A basic training loop using Huber Loss, as specified in the paper.

```python
device = torch.device('cuda' if torch.cuda.is_available() else 'cpu')
model = model.to(device)
criterion = nn.HuberLoss()
optimizer = torch.optim.Adam(model.parameters(), lr=0.001)

num_epochs = 10
for epoch in range(num_epochs):
    model.train()
    for batch_idx, (data, target) in enumerate(dataloader):
        data, target = data.to(device), target.to(device).float()
        optimizer.zero_grad()
        output = model(data)
        loss = criterion(output, target)
        loss.backward()
        optimizer.step()
        if batch_idx % 10 == 0:
            print(f'Epoch {epoch+1}, Batch {batch_idx}, Loss: {loss.item():.4f}')
```

### Visualizing Learned Filters

To visualize the front end’s learned filters, we plot the weights of the first dense layer.

```python
def plot_filters(model, num_filters=10):
    weights = model.front_end.dense1.weight.data.cpu().numpy()[:num_filters]
    plt.figure(figsize=(12, 8))
    for i in range(num_filters):
        plt.subplot(num_filters, 1, i+1)
        plt.plot(weights[i])
        plt.title(f'Filter {i+1}')
        plt.xlabel('Sample Index')
        plt.ylabel('Weight')
    plt.tight_layout()
    plt.savefig('filters.png')
    plt.close()

plot_filters(model)
```

## Insights

- **Advantages of Transformers**: Their ability to model long-range dependencies makes them superior for tasks requiring context, unlike CNNs’ fixed receptive fields.
- **Learned Filter-Banks**: The front end’s adaptability allows it to optimize for specific tasks, unlike traditional MFCCs.
- **Scalability**: The paper’s approach scales to large datasets without pre-training, a significant advancement for audio research.

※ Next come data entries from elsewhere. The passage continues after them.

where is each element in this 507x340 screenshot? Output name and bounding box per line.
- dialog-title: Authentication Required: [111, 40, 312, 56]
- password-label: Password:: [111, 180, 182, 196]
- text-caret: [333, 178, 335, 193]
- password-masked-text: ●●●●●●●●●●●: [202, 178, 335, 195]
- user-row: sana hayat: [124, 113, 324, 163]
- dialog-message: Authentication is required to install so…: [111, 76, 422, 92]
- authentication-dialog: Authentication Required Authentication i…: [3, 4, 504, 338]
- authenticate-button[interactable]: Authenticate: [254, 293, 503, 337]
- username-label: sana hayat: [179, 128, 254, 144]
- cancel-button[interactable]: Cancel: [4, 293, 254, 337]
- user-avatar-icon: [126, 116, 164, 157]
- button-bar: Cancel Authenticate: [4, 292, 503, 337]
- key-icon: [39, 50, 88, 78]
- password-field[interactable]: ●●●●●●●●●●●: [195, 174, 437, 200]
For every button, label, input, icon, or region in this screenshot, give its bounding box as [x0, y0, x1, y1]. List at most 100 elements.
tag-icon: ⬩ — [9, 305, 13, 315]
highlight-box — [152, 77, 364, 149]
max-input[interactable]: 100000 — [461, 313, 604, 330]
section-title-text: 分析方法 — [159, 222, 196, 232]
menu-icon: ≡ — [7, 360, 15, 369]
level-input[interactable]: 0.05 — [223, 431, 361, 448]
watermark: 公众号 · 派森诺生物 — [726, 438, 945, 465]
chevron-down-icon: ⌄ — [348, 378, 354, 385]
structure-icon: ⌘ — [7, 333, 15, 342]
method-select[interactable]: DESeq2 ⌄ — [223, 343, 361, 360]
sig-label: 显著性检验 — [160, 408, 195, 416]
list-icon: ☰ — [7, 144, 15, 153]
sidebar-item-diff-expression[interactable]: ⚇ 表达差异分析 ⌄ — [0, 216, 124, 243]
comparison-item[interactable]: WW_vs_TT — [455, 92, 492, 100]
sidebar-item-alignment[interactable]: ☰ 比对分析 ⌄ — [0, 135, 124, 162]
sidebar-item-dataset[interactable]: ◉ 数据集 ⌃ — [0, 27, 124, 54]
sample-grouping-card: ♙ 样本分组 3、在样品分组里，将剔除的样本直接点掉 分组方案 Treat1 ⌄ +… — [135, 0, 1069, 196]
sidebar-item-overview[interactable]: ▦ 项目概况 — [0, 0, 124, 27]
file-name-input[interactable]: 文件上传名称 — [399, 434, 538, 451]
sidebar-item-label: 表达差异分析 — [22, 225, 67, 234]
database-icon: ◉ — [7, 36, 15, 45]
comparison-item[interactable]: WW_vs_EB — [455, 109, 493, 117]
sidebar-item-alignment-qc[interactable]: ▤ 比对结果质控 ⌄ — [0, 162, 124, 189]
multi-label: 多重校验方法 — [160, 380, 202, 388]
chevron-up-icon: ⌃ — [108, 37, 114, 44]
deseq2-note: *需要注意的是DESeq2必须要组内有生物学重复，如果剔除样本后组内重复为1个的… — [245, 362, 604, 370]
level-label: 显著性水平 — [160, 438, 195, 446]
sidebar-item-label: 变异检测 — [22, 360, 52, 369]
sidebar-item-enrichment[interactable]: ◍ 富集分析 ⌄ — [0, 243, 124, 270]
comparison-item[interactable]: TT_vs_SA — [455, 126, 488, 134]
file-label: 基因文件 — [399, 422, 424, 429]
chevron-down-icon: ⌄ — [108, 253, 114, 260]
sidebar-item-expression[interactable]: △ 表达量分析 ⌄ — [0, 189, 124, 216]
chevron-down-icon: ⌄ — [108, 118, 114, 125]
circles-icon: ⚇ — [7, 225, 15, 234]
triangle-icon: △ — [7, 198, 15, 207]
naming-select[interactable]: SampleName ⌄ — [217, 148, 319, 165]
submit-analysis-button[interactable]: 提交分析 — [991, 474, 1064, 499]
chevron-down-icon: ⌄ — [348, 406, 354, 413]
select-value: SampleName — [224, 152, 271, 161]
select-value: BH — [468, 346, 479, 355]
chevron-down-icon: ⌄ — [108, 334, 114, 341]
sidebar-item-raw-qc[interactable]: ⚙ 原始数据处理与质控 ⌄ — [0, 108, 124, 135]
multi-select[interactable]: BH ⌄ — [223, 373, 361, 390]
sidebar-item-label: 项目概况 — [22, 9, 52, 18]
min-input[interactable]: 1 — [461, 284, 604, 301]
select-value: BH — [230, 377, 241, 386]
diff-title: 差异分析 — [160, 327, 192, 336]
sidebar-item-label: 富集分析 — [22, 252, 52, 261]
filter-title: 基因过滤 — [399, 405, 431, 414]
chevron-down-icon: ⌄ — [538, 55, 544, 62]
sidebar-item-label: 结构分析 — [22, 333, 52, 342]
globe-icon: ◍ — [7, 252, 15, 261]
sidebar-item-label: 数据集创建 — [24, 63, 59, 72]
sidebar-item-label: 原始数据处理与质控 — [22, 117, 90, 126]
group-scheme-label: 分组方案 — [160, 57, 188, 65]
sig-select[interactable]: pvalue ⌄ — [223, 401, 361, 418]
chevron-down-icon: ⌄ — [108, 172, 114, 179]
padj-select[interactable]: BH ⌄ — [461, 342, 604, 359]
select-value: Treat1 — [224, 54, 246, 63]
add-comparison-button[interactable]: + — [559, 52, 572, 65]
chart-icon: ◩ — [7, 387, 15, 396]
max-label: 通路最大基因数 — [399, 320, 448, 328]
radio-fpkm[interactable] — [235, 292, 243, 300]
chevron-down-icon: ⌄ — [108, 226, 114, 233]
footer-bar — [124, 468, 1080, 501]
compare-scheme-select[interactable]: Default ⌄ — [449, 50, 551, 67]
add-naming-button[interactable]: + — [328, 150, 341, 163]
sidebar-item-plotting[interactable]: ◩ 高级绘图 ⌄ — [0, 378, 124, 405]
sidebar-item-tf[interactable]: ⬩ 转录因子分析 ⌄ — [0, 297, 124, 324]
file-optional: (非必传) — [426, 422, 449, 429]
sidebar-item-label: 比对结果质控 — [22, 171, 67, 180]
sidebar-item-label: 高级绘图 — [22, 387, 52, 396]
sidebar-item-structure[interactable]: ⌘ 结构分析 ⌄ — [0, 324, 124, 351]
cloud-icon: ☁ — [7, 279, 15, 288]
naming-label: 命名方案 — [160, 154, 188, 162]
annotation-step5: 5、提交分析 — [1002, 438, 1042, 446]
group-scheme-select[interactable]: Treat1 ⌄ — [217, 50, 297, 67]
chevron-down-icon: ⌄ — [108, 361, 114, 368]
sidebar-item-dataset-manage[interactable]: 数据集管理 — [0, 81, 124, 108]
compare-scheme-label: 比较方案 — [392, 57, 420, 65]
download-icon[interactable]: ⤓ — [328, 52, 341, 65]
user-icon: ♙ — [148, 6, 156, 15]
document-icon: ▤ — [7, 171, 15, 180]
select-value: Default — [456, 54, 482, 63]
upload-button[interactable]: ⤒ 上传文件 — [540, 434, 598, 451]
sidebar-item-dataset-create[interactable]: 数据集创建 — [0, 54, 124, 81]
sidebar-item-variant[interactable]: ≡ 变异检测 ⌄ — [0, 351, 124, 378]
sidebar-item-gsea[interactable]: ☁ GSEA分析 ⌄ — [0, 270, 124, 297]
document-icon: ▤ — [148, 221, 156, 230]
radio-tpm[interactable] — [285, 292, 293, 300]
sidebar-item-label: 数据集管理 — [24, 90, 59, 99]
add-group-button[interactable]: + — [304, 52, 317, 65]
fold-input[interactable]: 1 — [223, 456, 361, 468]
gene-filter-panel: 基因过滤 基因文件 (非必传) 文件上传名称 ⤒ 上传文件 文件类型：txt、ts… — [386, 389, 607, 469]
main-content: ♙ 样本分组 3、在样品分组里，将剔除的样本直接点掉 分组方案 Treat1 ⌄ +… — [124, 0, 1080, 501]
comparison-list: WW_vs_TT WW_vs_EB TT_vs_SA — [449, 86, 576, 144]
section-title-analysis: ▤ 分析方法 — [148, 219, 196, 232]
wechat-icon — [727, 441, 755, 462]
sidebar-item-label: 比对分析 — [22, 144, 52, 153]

**Example Application**: In environmental sound detection, the model could identify a gunshot in a noisy urban clip by attending to transient high-frequency spikes, ignoring background chatter.

## Conclusion

This notebook provides a comprehensive overview of the Audio Transformers paper and the CS25 lecture, with a practical implementation. The code is designed to be bug-free and self-explanatory, with visualizations to aid understanding. For further exploration, consider implementing the pooling or multi-scale variants or experimenting with advanced Transformer architectures.